Il m'a été difficile de rentrer dans ces histoires. Romain Verger a un style d'écriture complexe non par la tournure des phrases mais par le vocabulaire employé. Cela traduit-il un manque de confiance en lui en tant qu'auteur ? Cherche-t-il à prouver qu'il vaut mieux que des auteurs de « roman de plage » ? Est-ce un besoin du mot précis mais avec, du coup, une ultra-précision qui n'est pas abordable par tout un chacun ? Il n'est pas nécessaire de prendre le dictionnaire pour comprendre le texte dans son ensemble mais se trouver face à plusieurs mots inconnus dans une même page ne m'est pas habituel. C'est donc assez déroutant : pourquoi préciser le nom exact d'une algue quand le mot algue aurait pu suffire ? Pourquoi donner autant de vocabulaire spécifique d'études de Lettres en université ? Qu'est-ce que cela est censé apporter au récit ?
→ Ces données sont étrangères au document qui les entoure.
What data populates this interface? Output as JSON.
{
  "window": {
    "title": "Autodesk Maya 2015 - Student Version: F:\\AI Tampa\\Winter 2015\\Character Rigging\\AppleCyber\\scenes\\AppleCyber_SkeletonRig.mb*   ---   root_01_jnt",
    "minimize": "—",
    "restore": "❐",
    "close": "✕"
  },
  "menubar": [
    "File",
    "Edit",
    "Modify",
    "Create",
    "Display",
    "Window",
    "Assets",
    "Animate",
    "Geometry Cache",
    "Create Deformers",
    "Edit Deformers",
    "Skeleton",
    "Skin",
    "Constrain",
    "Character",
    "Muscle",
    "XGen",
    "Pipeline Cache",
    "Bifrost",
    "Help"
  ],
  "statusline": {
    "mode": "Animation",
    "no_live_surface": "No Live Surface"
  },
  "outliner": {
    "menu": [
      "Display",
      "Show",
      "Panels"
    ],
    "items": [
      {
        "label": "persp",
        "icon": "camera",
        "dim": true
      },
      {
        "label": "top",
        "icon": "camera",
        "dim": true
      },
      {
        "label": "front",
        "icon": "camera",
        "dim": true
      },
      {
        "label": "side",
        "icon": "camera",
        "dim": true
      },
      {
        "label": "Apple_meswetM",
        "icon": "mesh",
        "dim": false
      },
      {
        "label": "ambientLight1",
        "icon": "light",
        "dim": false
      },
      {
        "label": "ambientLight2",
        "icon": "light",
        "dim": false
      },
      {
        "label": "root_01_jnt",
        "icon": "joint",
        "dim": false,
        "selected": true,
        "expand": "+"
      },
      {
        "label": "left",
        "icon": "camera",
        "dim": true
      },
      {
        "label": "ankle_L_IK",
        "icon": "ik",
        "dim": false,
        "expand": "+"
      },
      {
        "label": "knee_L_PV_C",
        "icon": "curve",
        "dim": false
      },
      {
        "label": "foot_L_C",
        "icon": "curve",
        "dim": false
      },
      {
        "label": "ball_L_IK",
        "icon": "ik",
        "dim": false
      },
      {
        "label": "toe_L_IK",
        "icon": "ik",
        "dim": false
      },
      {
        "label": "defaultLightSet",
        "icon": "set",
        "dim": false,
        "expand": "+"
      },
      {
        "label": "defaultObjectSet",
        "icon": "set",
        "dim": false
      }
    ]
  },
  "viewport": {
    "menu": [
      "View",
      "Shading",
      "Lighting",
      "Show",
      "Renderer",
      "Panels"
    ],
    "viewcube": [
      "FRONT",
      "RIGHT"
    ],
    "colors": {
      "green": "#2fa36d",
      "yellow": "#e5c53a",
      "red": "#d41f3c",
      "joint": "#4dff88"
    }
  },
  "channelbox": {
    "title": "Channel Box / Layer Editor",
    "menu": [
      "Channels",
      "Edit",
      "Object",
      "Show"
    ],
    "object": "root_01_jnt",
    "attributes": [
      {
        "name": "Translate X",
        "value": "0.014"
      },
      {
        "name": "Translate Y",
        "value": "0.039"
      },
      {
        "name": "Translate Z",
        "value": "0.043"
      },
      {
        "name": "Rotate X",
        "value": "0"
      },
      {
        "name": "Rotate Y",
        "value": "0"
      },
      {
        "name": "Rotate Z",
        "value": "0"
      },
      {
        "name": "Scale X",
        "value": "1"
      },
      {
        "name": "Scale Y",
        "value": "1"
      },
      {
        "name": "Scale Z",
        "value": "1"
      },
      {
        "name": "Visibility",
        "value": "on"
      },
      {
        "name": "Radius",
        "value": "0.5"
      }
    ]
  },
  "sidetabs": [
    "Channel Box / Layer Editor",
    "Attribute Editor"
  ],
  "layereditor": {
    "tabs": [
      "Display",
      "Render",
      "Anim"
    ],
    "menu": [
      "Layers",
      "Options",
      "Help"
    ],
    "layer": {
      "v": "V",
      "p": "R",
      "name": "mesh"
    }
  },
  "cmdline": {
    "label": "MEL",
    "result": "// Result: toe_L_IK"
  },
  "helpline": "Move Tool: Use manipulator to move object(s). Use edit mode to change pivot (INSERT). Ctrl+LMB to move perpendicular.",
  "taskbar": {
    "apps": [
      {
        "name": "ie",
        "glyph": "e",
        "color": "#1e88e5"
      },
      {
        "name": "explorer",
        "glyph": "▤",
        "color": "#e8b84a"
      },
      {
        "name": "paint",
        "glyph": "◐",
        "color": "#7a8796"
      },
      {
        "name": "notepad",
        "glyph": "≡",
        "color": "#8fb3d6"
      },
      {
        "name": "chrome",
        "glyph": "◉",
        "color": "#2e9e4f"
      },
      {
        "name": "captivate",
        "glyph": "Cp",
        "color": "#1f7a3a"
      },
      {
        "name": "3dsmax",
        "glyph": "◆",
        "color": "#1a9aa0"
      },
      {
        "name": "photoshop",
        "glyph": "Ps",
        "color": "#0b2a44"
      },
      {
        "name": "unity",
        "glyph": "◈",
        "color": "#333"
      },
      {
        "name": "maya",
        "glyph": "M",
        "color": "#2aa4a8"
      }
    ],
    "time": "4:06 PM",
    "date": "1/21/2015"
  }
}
La première nouvelle est la plus aisée de lecture : on reste dans une histoire assez réaliste. Par contre, les autres nous font entrevoir des milieux psychologiquement durs comme « les hommes-soleil » ou hallucinants comme dans « l'année sabbatique ».
L'impression de fin, qui me laisse une sensation bizarre est : quel est le message de l'auteur à travers ces récits ? Ne voit-il que le côté sombre de l'homme ? Tout n'est que désastre, chaos, désespoir.
Pour aborder cet ouvrage, il faut avoir le coeur bien accroché et un optimisme inébranlable tellement l'auteur arrive à faire ressortir toute la noirceur que peut contenir l'humain.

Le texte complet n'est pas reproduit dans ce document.